If you are new to routing, you may want to jump straight in and cut as much as possible.
However, cutting edges and trimming with a wood router takes a bit of skill and experience. That’s why it’s important to start slow with your cuts.
This being said, beware of router burn that will show when you go over the wood too slowly.
It’s worth starting with a few sample pieces, so you get a feel for the right router speed.
Focus On The Task
Working with a router takes some skill as you will need to listen to the feedback the machine gives you.
The router makes a whining noise when a bolt is loose or it can’t get through the material as easily as expected.
If you feel like something sounds wrong or there is resistance, then stop the cutting and check the results so far.
Keep Your Router Bits Sharp
Dull tools are dangerous because they can kick back and damage your work. A dull tool, including dull router bits, is almost uncontrollable.
For this reason, you should ensure that your router bits are always sharp. If you are not sure that a router bit is still good, then just change it.
Most of the time, it’s obvious that router bits are dull. If you notice a blue or black color, you will need either replace it or sharpen the bit.
Only Cut ⅛ Inch At A Time
For wood routing beginners, it’s a good idea to start off with as little as ⅛ inch cut at a time.
As you start to get more familiar with your router and the routing process, you can work your way up to ¼ inch.

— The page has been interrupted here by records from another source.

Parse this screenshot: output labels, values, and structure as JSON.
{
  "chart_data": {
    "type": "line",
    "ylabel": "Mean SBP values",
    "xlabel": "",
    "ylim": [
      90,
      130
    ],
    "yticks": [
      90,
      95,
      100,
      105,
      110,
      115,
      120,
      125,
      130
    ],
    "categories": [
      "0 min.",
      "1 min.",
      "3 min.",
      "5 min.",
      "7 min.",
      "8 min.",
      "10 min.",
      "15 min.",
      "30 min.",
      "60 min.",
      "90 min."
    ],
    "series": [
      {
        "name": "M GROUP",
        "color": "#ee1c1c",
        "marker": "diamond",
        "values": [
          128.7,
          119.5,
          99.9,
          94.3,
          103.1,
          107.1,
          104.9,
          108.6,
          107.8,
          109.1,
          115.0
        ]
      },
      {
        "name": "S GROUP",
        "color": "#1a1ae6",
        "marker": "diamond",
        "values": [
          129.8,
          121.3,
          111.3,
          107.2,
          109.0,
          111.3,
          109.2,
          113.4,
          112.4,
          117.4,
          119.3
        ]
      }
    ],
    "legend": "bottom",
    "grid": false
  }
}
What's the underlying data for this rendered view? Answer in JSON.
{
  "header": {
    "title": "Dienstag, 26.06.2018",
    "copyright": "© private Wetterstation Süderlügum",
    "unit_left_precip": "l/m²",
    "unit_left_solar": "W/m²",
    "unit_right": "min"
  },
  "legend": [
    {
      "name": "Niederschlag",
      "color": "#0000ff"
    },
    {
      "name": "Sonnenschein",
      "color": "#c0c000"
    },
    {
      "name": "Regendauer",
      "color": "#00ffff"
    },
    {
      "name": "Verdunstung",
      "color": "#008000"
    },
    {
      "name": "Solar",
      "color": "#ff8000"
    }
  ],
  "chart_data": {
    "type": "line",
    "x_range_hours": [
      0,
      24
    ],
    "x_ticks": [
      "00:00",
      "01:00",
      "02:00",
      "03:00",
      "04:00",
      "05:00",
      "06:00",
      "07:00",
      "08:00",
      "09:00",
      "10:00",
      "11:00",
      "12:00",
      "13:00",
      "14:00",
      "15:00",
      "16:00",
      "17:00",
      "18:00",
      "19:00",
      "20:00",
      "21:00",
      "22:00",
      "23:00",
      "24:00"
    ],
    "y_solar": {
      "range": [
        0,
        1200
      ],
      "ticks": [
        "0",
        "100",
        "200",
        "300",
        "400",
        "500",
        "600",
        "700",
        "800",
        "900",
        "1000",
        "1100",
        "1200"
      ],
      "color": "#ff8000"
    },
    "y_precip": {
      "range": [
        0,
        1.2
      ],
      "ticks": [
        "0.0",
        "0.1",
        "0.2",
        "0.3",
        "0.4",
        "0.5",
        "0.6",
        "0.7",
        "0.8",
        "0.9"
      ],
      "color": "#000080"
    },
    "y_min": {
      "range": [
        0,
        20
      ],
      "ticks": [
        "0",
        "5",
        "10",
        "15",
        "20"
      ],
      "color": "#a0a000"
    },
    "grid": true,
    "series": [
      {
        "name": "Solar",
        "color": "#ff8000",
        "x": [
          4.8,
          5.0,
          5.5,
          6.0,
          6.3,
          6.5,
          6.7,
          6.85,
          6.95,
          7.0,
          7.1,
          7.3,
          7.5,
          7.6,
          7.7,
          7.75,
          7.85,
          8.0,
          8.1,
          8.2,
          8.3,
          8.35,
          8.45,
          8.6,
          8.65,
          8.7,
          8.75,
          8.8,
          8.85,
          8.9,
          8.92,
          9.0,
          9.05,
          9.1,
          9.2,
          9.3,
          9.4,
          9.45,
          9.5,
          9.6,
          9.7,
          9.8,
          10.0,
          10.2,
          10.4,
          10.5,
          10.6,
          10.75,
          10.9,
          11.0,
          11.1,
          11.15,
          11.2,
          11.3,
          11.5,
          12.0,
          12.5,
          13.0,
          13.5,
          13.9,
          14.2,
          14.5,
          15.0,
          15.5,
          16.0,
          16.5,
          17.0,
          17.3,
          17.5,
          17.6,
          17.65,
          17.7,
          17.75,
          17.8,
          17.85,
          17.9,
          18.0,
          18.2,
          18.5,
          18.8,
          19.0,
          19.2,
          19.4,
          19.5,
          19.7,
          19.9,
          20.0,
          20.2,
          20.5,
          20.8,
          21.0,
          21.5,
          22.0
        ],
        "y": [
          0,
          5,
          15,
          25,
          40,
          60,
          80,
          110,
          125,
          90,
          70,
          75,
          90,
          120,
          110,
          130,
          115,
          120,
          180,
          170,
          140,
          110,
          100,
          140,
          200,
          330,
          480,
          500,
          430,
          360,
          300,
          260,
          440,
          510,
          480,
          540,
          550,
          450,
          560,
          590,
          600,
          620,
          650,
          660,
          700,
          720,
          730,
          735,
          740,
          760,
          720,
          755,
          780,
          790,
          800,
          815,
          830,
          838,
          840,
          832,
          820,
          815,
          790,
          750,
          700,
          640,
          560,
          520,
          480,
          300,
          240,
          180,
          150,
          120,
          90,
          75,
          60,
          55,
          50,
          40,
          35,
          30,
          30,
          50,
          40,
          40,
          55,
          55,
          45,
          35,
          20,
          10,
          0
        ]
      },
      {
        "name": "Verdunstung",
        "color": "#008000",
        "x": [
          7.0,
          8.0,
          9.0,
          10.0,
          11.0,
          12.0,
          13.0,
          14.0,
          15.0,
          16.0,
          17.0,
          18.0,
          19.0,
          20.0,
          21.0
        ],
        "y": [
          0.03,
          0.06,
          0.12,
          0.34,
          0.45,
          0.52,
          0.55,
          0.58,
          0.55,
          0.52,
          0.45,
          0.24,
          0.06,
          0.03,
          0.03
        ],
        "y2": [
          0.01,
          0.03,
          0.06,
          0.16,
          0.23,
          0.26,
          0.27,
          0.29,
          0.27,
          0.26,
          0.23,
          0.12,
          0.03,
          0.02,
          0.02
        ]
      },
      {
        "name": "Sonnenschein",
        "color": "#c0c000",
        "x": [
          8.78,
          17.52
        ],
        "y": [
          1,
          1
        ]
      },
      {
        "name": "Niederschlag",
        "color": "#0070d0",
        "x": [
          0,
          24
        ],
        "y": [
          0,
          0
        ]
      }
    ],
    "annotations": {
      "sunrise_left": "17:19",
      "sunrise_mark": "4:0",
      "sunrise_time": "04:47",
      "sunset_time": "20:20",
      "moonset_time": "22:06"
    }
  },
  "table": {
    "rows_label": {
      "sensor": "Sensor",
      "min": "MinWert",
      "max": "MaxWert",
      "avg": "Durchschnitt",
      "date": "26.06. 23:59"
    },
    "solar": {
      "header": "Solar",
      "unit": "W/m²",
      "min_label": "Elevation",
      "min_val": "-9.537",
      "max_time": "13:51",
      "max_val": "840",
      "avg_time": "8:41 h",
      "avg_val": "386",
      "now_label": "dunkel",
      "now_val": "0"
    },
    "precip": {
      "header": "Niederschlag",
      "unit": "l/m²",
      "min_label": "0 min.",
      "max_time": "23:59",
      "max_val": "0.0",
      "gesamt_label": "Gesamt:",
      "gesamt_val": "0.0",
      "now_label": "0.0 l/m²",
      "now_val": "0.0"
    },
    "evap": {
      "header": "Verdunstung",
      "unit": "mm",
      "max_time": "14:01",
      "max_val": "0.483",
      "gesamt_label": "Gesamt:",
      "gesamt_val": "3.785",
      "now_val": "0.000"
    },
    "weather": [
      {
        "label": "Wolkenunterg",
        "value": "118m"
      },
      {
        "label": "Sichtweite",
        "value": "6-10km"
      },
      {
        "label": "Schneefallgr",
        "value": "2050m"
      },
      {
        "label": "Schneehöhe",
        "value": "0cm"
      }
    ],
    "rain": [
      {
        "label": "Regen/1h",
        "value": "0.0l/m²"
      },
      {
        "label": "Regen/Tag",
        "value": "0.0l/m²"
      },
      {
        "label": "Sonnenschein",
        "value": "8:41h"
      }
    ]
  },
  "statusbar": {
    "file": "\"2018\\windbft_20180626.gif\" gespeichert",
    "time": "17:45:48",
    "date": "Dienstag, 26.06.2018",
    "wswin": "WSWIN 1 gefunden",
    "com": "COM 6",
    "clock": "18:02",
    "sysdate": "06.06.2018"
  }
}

It’s very important to get a feel for the router first before you push it too far as you could otherwise damage your wood project or the router itself.
Keep An Eye On The Feed Direction
Router bits always spin clockwise and it’s easier for beginners to feed the router around the workpiece counter-clockwise.
Once you are more familiar with the workings of your router, you can start to explore more creative feeding techniques.
Working with a wood router is a great way to give your wood projects the (literal) edge. You can cut repeating patterns, trim edges and flush joints.
A router is extremely versatile, so you just need to choose the specific type of router you need and start work on your project.
If you are new to routing, then take it slow and only cut a small section at a time. This gives you a chance to get to know your router and how it works.